Jeep has the reputation that a good many other brands dream of–durability, reliability, and timeless appeal. The Wrangler is probably their best-known product, and having never driven one before, I took a chance and grabbed the keys to a brand-new, 2011 Sport model, in red. While the Wrangler isn’t for everyone, I’ve been appreciative of it for a long time now, and its appeal has not dropped that much even in these times of higher fuel economy and a high demand for safer cars.

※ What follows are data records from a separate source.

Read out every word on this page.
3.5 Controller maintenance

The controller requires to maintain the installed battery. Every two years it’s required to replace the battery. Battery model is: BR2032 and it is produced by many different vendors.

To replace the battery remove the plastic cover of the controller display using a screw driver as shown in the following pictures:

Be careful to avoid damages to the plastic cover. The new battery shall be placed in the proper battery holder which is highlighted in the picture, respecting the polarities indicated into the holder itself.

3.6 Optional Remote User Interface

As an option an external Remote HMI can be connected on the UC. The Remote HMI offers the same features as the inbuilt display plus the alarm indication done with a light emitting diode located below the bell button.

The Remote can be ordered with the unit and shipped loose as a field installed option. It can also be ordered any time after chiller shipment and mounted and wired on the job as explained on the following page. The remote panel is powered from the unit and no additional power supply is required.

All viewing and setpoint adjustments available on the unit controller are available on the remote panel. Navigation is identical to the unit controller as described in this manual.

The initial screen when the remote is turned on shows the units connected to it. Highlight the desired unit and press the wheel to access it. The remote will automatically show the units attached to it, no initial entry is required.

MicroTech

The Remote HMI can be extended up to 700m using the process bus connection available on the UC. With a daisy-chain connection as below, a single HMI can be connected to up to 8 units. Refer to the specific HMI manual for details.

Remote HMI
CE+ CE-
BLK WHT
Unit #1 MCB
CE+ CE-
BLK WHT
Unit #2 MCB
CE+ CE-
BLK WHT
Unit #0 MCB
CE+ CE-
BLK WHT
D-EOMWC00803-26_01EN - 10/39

First off, the Wrangler pulls off the retro look, but isn’t really a throwback in terms of its styling. It still carries the traditional rough-and-tumble shape, along with the traditional Jeep Wrangler attributes everywhere. The doors are still removable, the top is still reminiscent of a Rube Goldberg machine, and the step-in is noticeably high. This basic design has been around since 2007, but it’s been improved upon greatly since its launch. The interior, once a poster child (like other Chrysler products) for what not to do, was updated for 2011 with soft-touch panels everywhere and higher-quality plastics. The steering wheel carries a new chrome ring around the badge, which, along with the other new brightwork, really gives life to this otherwise-dark interior trim. Of course, the seating position is pretty high, and so is the step-in, but that’s to be expected. This particular Wrangler was equipped with only the basics: air conditioning, a simple CD player with an AUX jack, and power “nothing” (crank windows, manual mirrors, no power locks, etc)–the way a Wrangler should be.

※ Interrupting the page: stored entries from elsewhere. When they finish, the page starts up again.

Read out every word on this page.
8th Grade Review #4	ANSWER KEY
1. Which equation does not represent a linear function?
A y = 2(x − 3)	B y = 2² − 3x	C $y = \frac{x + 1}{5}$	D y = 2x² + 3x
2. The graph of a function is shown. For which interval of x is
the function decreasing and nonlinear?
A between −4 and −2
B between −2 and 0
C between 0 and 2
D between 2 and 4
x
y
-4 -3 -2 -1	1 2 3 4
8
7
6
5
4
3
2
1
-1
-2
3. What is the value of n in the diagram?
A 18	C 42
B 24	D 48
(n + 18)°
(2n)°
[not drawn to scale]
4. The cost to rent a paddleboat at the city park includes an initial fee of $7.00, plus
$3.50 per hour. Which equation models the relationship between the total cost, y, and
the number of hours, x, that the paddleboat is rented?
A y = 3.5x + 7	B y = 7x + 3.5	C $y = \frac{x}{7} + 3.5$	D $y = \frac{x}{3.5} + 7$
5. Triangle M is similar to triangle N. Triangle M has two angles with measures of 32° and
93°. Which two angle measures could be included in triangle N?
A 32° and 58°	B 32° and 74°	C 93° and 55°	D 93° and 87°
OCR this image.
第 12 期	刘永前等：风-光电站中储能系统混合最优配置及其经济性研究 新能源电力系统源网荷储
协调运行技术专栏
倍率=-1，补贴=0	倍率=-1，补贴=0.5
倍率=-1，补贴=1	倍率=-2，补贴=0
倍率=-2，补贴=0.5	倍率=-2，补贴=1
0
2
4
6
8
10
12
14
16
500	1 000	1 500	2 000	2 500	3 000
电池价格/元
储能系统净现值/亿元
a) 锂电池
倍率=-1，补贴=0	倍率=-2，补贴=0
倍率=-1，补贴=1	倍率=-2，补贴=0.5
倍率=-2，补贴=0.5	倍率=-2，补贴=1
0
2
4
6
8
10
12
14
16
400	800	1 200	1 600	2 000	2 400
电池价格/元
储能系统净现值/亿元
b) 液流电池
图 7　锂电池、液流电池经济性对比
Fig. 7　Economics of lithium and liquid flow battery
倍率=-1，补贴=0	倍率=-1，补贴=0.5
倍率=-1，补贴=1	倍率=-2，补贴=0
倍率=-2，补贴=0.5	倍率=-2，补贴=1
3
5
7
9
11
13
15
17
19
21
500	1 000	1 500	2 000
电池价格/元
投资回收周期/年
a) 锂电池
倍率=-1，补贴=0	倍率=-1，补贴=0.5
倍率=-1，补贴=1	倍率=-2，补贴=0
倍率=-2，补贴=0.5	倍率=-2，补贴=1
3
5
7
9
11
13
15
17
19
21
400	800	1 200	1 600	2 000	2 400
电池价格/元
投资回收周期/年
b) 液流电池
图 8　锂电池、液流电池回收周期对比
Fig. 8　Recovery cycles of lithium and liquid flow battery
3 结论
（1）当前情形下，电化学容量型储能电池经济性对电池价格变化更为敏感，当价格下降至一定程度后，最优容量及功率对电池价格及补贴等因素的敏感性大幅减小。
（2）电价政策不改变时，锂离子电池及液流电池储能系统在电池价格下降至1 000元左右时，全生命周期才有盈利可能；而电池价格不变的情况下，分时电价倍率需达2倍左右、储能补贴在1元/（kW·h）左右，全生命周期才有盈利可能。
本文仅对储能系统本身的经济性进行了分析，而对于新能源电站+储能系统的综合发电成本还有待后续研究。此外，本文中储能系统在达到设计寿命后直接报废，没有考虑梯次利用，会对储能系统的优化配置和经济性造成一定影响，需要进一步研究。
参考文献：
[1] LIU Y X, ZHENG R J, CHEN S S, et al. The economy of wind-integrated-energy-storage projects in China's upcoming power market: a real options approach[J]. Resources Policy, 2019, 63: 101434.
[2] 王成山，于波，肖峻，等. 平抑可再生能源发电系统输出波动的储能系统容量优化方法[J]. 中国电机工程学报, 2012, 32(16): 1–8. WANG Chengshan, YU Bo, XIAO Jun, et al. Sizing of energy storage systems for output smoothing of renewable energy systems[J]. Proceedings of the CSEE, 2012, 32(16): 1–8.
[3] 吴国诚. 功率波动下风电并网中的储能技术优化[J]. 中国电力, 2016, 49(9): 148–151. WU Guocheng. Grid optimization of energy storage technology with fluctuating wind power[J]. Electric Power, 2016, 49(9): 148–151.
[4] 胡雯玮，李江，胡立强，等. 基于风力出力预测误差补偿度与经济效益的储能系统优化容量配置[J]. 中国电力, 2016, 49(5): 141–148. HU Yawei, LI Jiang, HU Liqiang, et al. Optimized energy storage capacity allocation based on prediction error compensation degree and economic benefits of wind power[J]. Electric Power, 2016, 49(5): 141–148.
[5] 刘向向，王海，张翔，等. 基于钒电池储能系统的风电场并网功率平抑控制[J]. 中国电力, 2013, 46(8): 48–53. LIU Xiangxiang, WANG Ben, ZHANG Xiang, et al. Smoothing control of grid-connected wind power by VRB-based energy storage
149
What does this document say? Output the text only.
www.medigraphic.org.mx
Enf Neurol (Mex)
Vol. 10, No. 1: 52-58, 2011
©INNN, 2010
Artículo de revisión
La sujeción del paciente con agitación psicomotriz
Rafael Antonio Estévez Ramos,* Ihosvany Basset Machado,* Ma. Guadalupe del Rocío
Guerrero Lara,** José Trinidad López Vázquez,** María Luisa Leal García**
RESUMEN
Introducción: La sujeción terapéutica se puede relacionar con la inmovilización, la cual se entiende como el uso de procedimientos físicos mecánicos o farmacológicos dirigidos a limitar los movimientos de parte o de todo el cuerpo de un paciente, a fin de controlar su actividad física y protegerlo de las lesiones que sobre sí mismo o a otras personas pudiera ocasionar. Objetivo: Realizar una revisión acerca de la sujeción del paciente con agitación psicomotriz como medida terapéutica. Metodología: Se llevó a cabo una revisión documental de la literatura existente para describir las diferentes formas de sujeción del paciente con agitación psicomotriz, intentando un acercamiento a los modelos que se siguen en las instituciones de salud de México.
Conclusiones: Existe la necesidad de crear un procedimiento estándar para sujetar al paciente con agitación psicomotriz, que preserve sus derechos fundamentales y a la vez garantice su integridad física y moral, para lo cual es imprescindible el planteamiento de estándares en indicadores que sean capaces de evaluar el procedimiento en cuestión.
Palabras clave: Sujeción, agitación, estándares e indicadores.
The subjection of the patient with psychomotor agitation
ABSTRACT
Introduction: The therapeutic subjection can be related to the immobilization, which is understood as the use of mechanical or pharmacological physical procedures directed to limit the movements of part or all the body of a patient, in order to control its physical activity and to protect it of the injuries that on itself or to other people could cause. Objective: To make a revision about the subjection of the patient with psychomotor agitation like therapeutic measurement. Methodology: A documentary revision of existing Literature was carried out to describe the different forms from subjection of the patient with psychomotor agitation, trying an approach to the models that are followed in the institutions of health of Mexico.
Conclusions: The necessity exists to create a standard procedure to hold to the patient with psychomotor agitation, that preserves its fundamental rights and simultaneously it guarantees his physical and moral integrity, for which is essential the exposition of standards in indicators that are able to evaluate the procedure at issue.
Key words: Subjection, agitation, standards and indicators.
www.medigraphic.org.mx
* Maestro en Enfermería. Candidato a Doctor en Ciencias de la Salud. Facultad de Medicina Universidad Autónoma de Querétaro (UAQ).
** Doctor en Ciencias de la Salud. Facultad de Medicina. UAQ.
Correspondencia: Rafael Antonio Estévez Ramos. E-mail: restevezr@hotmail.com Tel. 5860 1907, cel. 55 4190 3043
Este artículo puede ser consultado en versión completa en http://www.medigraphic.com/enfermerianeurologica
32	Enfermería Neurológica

This being the 2011 model, I was already aware that the Wrangler still had the not well-regarded 3.8L V6. It’s not that powerful (only about 202hp) and as I started driving it, I realized that the engine was really the only problem with this truck. It’s matched to the transmission (a 4-speed automatic) pretty well, but thanks to its lack of power, it’s not adept at climbing hills with a lot of authority. Instead, the 3.8 is more satisfied to make an unnecessary amount of noise while not doing a lot of real work. That said, on the move, the Wrangler is a different experience than what I’m really used to. The bouncy ride and significant visibility issues (rear visibility is obscured by a few external parts, like the spare tire and the brake light assembly) would normally put me off, but in the Wrangler, the quirks are appropriate. The brake pedal was nice and stiff and brought this little truck to a halt with surprisingly little nosedive.

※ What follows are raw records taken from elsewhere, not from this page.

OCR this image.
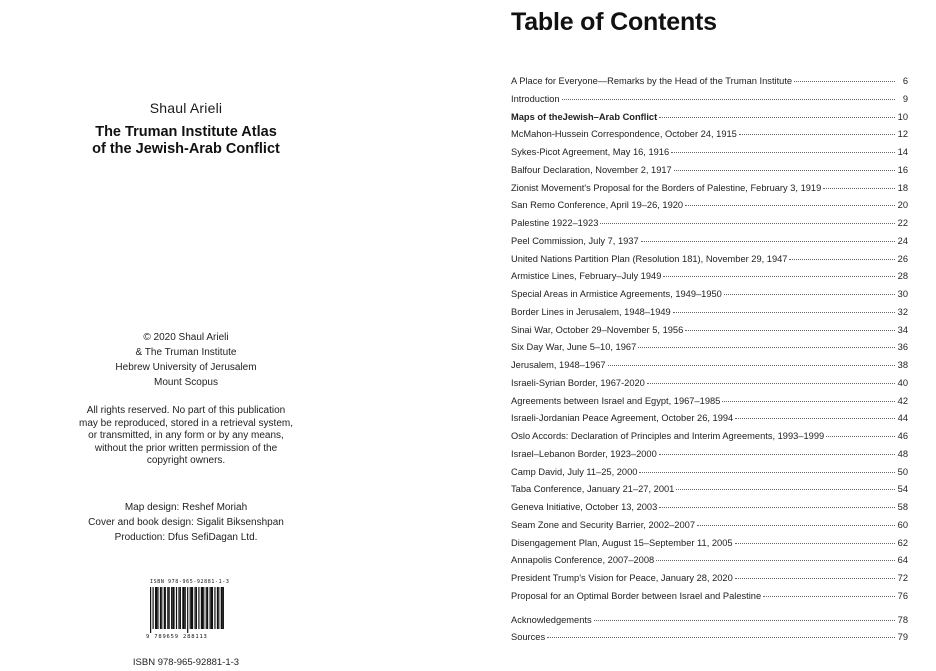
Shaul Arieli
The Truman Institute Atlas
of the Jewish-Arab Conflict
© 2020 Shaul Arieli
& The Truman Institute
Hebrew University of Jerusalem
Mount Scopus
All rights reserved. No part of this publication
may be reproduced, stored in a retrieval system,
or transmitted, in any form or by any means,
without the prior written permission of the
copyright owners.
Map design: Reshef Moriah
Cover and book design: Sigalit Biksenshpan
Production: Dfus SefiDagan Ltd.
ISBN 978-965-92881-1-3
9 789659 288113
ISBN 978-965-92881-1-3
Table of Contents
A Place for Everyone—Remarks by the Head of the Truman Institute	6
Introduction	9
Maps of theJewish–Arab Conflict	10
McMahon-Hussein Correspondence, October 24, 1915	12
Sykes-Picot Agreement, May 16, 1916	14
Balfour Declaration, November 2, 1917	16
Zionist Movement's Proposal for the Borders of Palestine, February 3, 1919	18
San Remo Conference, April 19–26, 1920	20
Palestine 1922–1923	22
Peel Commission, July 7, 1937	24
United Nations Partition Plan (Resolution 181), November 29, 1947	26
Armistice Lines, February–July 1949	28
Special Areas in Armistice Agreements, 1949–1950	30
Border Lines in Jerusalem, 1948–1949	32
Sinai War, October 29–November 5, 1956	34
Six Day War, June 5–10, 1967	36
Jerusalem, 1948–1967	38
Israeli-Syrian Border, 1967-2020	40
Agreements between Israel and Egypt, 1967–1985	42
Israeli-Jordanian Peace Agreement, October 26, 1994	44
Oslo Accords: Declaration of Principles and Interim Agreements, 1993–1999	46
Israel–Lebanon Border, 1923–2000	48
Camp David, July 11–25, 2000	50
Taba Conference, January 21–27, 2001	54
Geneva Initiative, October 13, 2003	58
Seam Zone and Security Barrier, 2002–2007	60
Disengagement Plan, August 15–September 11, 2005	62
Annapolis Conference, 2007–2008	64
President Trump's Vision for Peace, January 28, 2020	72
Proposal for an Optimal Border between Israel and Palestine	76
Acknowledgements	78
Sources	79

On the move, road noise is a given but it’s not actually a serious problem. Jeep did a decent job of making the Wrangler livable, but with the new Pentastar V6 to be added for the 2012 model year, I’m pretty sure a big improvement is in store for buyers at this point. Overall, I wouldn’t necessarily buy one, as I’m not a big off-roading nut, but for someone who still pines for the woods and could care less about on-road experiences, the Wrangler is still pretty much perfect (save for that engine). For $25K or so, this particular model doesn’t have a lot in it, but there’s always room to improve with better axles, bigger tires, and more ground clearance.